第36章 私たちの牙 前編
「そうだっけ?」
私も脳筋の仲間だと?
手を叩いてグローブの砂を払いながら、また走り始めた浩二が続ける。
「フツーに上級生にも食ってかかってたし、男に対しても容赦なく」
「へ、それは無いんじゃない?」
そんな私を横目で見て、浩二が大袈裟にため息をつく。
「あるある。 見兼ねて俺が庇い出したの、覚えてねぇの? そん頃からかな、随分マシんなったけど」
記憶にございません。
私は基本的に長いものに巻かれる、そんな性格だと思うんだけど。
面倒ごとも嫌いだし。
「ですねえ。 でなければ、真弥どのは今ここに居ないでしょう。 最初お会いした際にも言いましたか。 真弥どのの肝の太さには頭が下がります。 どんな時でも恐れず俯瞰的にものを見る。 それは私たちも見習うべき強さです」
「そんな……」
伯斗さんの誇張された言葉に、若干肩をすくめた。
……でも、そう言われれば、そうなのかもしれない。
最初は単に、琥牙の関わることとなると、ついそうなってしまうのかと思っていた。
人ってものは、自覚さえなく自分を誤魔化したりする。
『まだおれは半端なままなんだね』
『だからおれは弱いんだよ』
そんな風に自分を偽っていた、琥牙と同じように。
彼が周りから未熟と思われていたのは、単に獣化や成長が、彼らにとっての『成人』のような意味を持つからなのだろう。

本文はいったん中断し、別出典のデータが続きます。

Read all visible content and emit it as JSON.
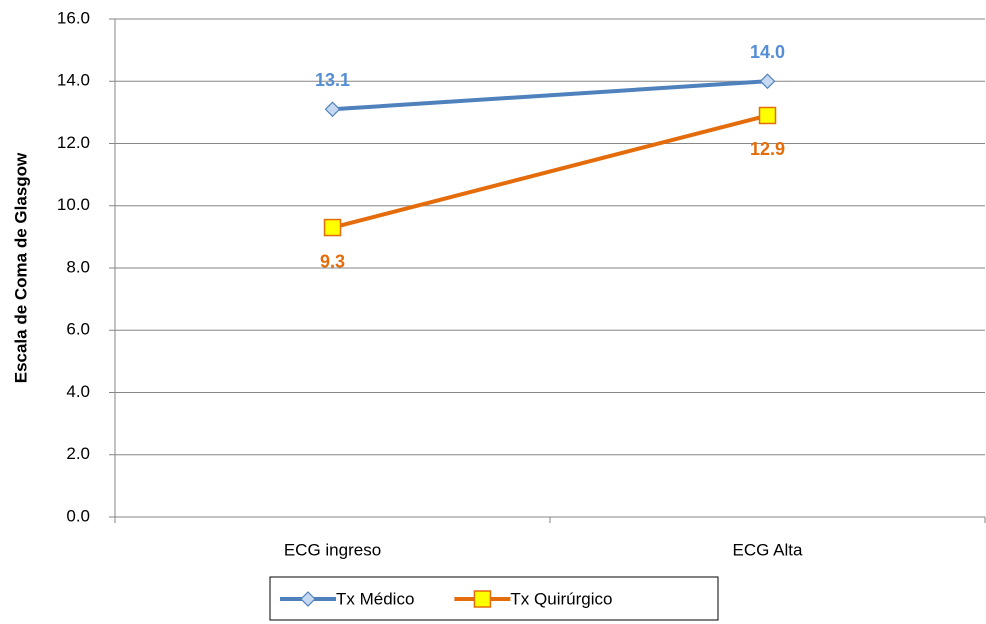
{
  "chart_data": {
    "type": "line",
    "ylabel": "Escala de Coma de Glasgow",
    "categories": [
      "ECG ingreso",
      "ECG Alta"
    ],
    "series": [
      {
        "name": "Tx Médico",
        "color": "#4f81bd",
        "marker": "diamond",
        "marker_fill": "#c6d9f1",
        "label_color": "#558ed5",
        "values": [
          13.1,
          14.0
        ],
        "value_labels": [
          "13.1",
          "14.0"
        ]
      },
      {
        "name": "Tx  Quirúrgico",
        "color": "#e46c0a",
        "marker": "square",
        "marker_fill": "#ffff00",
        "label_color": "#e46c0a",
        "values": [
          9.3,
          12.9
        ],
        "value_labels": [
          "9.3",
          "12.9"
        ]
      }
    ],
    "ylim": [
      0,
      16
    ],
    "yticks": [
      {
        "value": 0,
        "label": "0.0"
      },
      {
        "value": 2,
        "label": "2.0"
      },
      {
        "value": 4,
        "label": "4.0"
      },
      {
        "value": 6,
        "label": "6.0"
      },
      {
        "value": 8,
        "label": "8.0"
      },
      {
        "value": 10,
        "label": "10.0"
      },
      {
        "value": 12,
        "label": "12.0"
      },
      {
        "value": 14,
        "label": "14.0"
      },
      {
        "value": 16,
        "label": "16.0"
      }
    ],
    "grid": true,
    "legend": "bottom"
  }
}
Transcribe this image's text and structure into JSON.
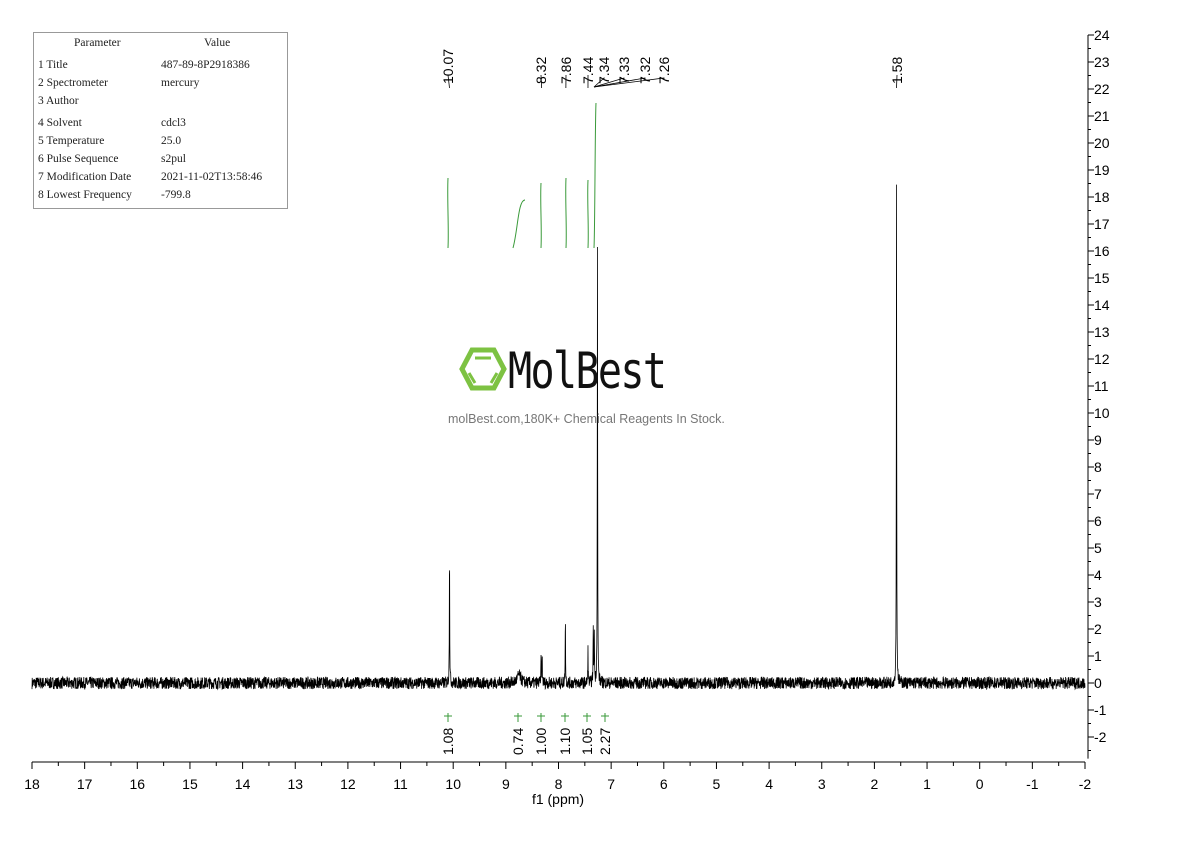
{
  "parameters": {
    "header": [
      "Parameter",
      "Value"
    ],
    "rows": [
      [
        "1 Title",
        "487-89-8P2918386"
      ],
      [
        "2 Spectrometer",
        "mercury"
      ],
      [
        "3 Author",
        ""
      ],
      [
        "4 Solvent",
        "cdcl3"
      ],
      [
        "5 Temperature",
        "25.0"
      ],
      [
        "6 Pulse Sequence",
        "s2pul"
      ],
      [
        "7 Modification Date",
        "2021-11-02T13:58:46"
      ],
      [
        "8 Lowest Frequency",
        "-799.8"
      ]
    ]
  },
  "watermark": {
    "brand": "MolBest",
    "tagline": "molBest.com,180K+ Chemical Reagents In Stock.",
    "color": "#7dc242"
  },
  "chart_data": {
    "type": "line",
    "title": "",
    "xlabel": "f1 (ppm)",
    "ylabel": "",
    "xlim": [
      18,
      -2
    ],
    "ylim": [
      -3,
      24
    ],
    "x_ticks": [
      "18",
      "17",
      "16",
      "15",
      "14",
      "13",
      "12",
      "11",
      "10",
      "9",
      "8",
      "7",
      "6",
      "5",
      "4",
      "3",
      "2",
      "1",
      "0",
      "-1",
      "-2"
    ],
    "y_ticks": [
      "-2",
      "-1",
      "0",
      "1",
      "2",
      "3",
      "4",
      "5",
      "6",
      "7",
      "8",
      "9",
      "10",
      "11",
      "12",
      "13",
      "14",
      "15",
      "16",
      "17",
      "18",
      "19",
      "20",
      "21",
      "22",
      "23",
      "24"
    ],
    "grid": false,
    "line_color": "#000000",
    "integral_color": "#3a9a3a",
    "peaks": [
      {
        "ppm": 10.07,
        "height": 5.3
      },
      {
        "ppm": 8.75,
        "height": 0.3,
        "broad": true
      },
      {
        "ppm": 8.33,
        "height": 1.1
      },
      {
        "ppm": 8.31,
        "height": 1.0
      },
      {
        "ppm": 7.87,
        "height": 2.6
      },
      {
        "ppm": 7.44,
        "height": 1.3
      },
      {
        "ppm": 7.34,
        "height": 2.2
      },
      {
        "ppm": 7.32,
        "height": 2.0
      },
      {
        "ppm": 7.26,
        "height": 16.2
      },
      {
        "ppm": 1.58,
        "height": 18.3
      }
    ],
    "peak_labels": [
      "10.07",
      "8.32",
      "7.86",
      "7.44",
      "7.34",
      "7.33",
      "7.32",
      "7.26",
      "1.58"
    ],
    "peak_label_ppm": [
      10.07,
      8.32,
      7.86,
      7.44,
      7.34,
      7.33,
      7.32,
      7.26,
      1.58
    ],
    "integrals": [
      {
        "ppm": 10.07,
        "value": "1.08"
      },
      {
        "ppm": 8.75,
        "value": "0.74"
      },
      {
        "ppm": 8.32,
        "value": "1.00"
      },
      {
        "ppm": 7.86,
        "value": "1.10"
      },
      {
        "ppm": 7.44,
        "value": "1.05"
      },
      {
        "ppm": 7.3,
        "value": "2.27"
      }
    ]
  }
}
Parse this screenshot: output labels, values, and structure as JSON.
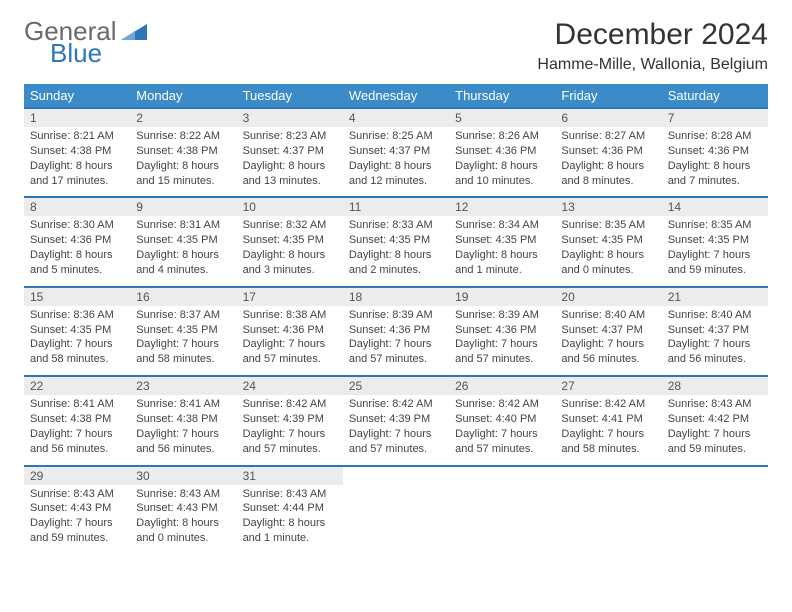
{
  "logo": {
    "word1": "General",
    "word2": "Blue",
    "tri_color": "#2f76b9",
    "gray": "#6a6a6a"
  },
  "title": "December 2024",
  "location": "Hamme-Mille, Wallonia, Belgium",
  "header_bg": "#3b8bc9",
  "accent_border": "#2f76b9",
  "daynum_bg": "#ececec",
  "text_color": "#444444",
  "day_names": [
    "Sunday",
    "Monday",
    "Tuesday",
    "Wednesday",
    "Thursday",
    "Friday",
    "Saturday"
  ],
  "weeks": [
    [
      {
        "n": "1",
        "sr": "Sunrise: 8:21 AM",
        "ss": "Sunset: 4:38 PM",
        "d1": "Daylight: 8 hours",
        "d2": "and 17 minutes."
      },
      {
        "n": "2",
        "sr": "Sunrise: 8:22 AM",
        "ss": "Sunset: 4:38 PM",
        "d1": "Daylight: 8 hours",
        "d2": "and 15 minutes."
      },
      {
        "n": "3",
        "sr": "Sunrise: 8:23 AM",
        "ss": "Sunset: 4:37 PM",
        "d1": "Daylight: 8 hours",
        "d2": "and 13 minutes."
      },
      {
        "n": "4",
        "sr": "Sunrise: 8:25 AM",
        "ss": "Sunset: 4:37 PM",
        "d1": "Daylight: 8 hours",
        "d2": "and 12 minutes."
      },
      {
        "n": "5",
        "sr": "Sunrise: 8:26 AM",
        "ss": "Sunset: 4:36 PM",
        "d1": "Daylight: 8 hours",
        "d2": "and 10 minutes."
      },
      {
        "n": "6",
        "sr": "Sunrise: 8:27 AM",
        "ss": "Sunset: 4:36 PM",
        "d1": "Daylight: 8 hours",
        "d2": "and 8 minutes."
      },
      {
        "n": "7",
        "sr": "Sunrise: 8:28 AM",
        "ss": "Sunset: 4:36 PM",
        "d1": "Daylight: 8 hours",
        "d2": "and 7 minutes."
      }
    ],
    [
      {
        "n": "8",
        "sr": "Sunrise: 8:30 AM",
        "ss": "Sunset: 4:36 PM",
        "d1": "Daylight: 8 hours",
        "d2": "and 5 minutes."
      },
      {
        "n": "9",
        "sr": "Sunrise: 8:31 AM",
        "ss": "Sunset: 4:35 PM",
        "d1": "Daylight: 8 hours",
        "d2": "and 4 minutes."
      },
      {
        "n": "10",
        "sr": "Sunrise: 8:32 AM",
        "ss": "Sunset: 4:35 PM",
        "d1": "Daylight: 8 hours",
        "d2": "and 3 minutes."
      },
      {
        "n": "11",
        "sr": "Sunrise: 8:33 AM",
        "ss": "Sunset: 4:35 PM",
        "d1": "Daylight: 8 hours",
        "d2": "and 2 minutes."
      },
      {
        "n": "12",
        "sr": "Sunrise: 8:34 AM",
        "ss": "Sunset: 4:35 PM",
        "d1": "Daylight: 8 hours",
        "d2": "and 1 minute."
      },
      {
        "n": "13",
        "sr": "Sunrise: 8:35 AM",
        "ss": "Sunset: 4:35 PM",
        "d1": "Daylight: 8 hours",
        "d2": "and 0 minutes."
      },
      {
        "n": "14",
        "sr": "Sunrise: 8:35 AM",
        "ss": "Sunset: 4:35 PM",
        "d1": "Daylight: 7 hours",
        "d2": "and 59 minutes."
      }
    ],
    [
      {
        "n": "15",
        "sr": "Sunrise: 8:36 AM",
        "ss": "Sunset: 4:35 PM",
        "d1": "Daylight: 7 hours",
        "d2": "and 58 minutes."
      },
      {
        "n": "16",
        "sr": "Sunrise: 8:37 AM",
        "ss": "Sunset: 4:35 PM",
        "d1": "Daylight: 7 hours",
        "d2": "and 58 minutes."
      },
      {
        "n": "17",
        "sr": "Sunrise: 8:38 AM",
        "ss": "Sunset: 4:36 PM",
        "d1": "Daylight: 7 hours",
        "d2": "and 57 minutes."
      },
      {
        "n": "18",
        "sr": "Sunrise: 8:39 AM",
        "ss": "Sunset: 4:36 PM",
        "d1": "Daylight: 7 hours",
        "d2": "and 57 minutes."
      },
      {
        "n": "19",
        "sr": "Sunrise: 8:39 AM",
        "ss": "Sunset: 4:36 PM",
        "d1": "Daylight: 7 hours",
        "d2": "and 57 minutes."
      },
      {
        "n": "20",
        "sr": "Sunrise: 8:40 AM",
        "ss": "Sunset: 4:37 PM",
        "d1": "Daylight: 7 hours",
        "d2": "and 56 minutes."
      },
      {
        "n": "21",
        "sr": "Sunrise: 8:40 AM",
        "ss": "Sunset: 4:37 PM",
        "d1": "Daylight: 7 hours",
        "d2": "and 56 minutes."
      }
    ],
    [
      {
        "n": "22",
        "sr": "Sunrise: 8:41 AM",
        "ss": "Sunset: 4:38 PM",
        "d1": "Daylight: 7 hours",
        "d2": "and 56 minutes."
      },
      {
        "n": "23",
        "sr": "Sunrise: 8:41 AM",
        "ss": "Sunset: 4:38 PM",
        "d1": "Daylight: 7 hours",
        "d2": "and 56 minutes."
      },
      {
        "n": "24",
        "sr": "Sunrise: 8:42 AM",
        "ss": "Sunset: 4:39 PM",
        "d1": "Daylight: 7 hours",
        "d2": "and 57 minutes."
      },
      {
        "n": "25",
        "sr": "Sunrise: 8:42 AM",
        "ss": "Sunset: 4:39 PM",
        "d1": "Daylight: 7 hours",
        "d2": "and 57 minutes."
      },
      {
        "n": "26",
        "sr": "Sunrise: 8:42 AM",
        "ss": "Sunset: 4:40 PM",
        "d1": "Daylight: 7 hours",
        "d2": "and 57 minutes."
      },
      {
        "n": "27",
        "sr": "Sunrise: 8:42 AM",
        "ss": "Sunset: 4:41 PM",
        "d1": "Daylight: 7 hours",
        "d2": "and 58 minutes."
      },
      {
        "n": "28",
        "sr": "Sunrise: 8:43 AM",
        "ss": "Sunset: 4:42 PM",
        "d1": "Daylight: 7 hours",
        "d2": "and 59 minutes."
      }
    ],
    [
      {
        "n": "29",
        "sr": "Sunrise: 8:43 AM",
        "ss": "Sunset: 4:43 PM",
        "d1": "Daylight: 7 hours",
        "d2": "and 59 minutes."
      },
      {
        "n": "30",
        "sr": "Sunrise: 8:43 AM",
        "ss": "Sunset: 4:43 PM",
        "d1": "Daylight: 8 hours",
        "d2": "and 0 minutes."
      },
      {
        "n": "31",
        "sr": "Sunrise: 8:43 AM",
        "ss": "Sunset: 4:44 PM",
        "d1": "Daylight: 8 hours",
        "d2": "and 1 minute."
      },
      null,
      null,
      null,
      null
    ]
  ]
}
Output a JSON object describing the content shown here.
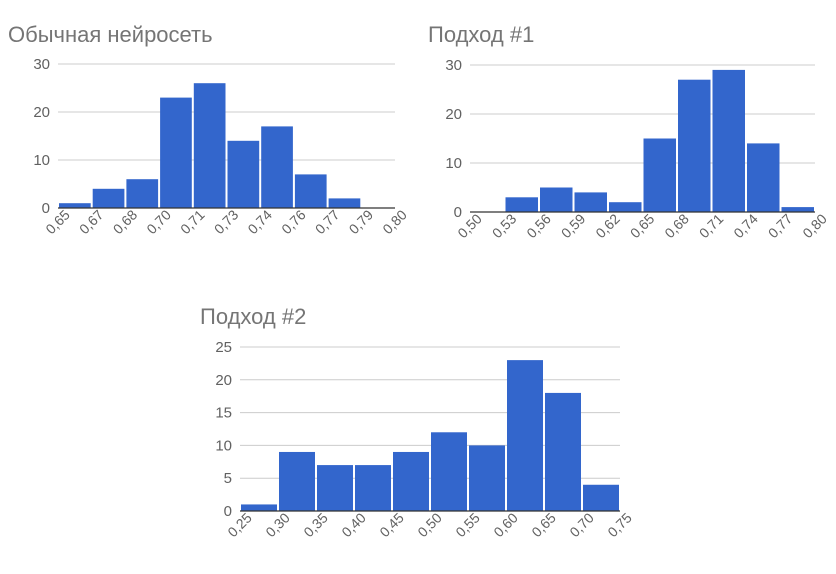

そんな周囲の思惑に関わらず、彼はもしかして、無意識にそう思い込もうとしてたのかもしれない。
だって例えば私だって、浩二みたいに憎まれ役を買ったり責任を負ったりなんかしたくない。
けれど必要に迫られたときに、その牙をみせる。
大事なものを守るために。
本当に欲しいものをつかむために。
結局、私たちも『彼ら』と、似たような生き物なのかもしれない。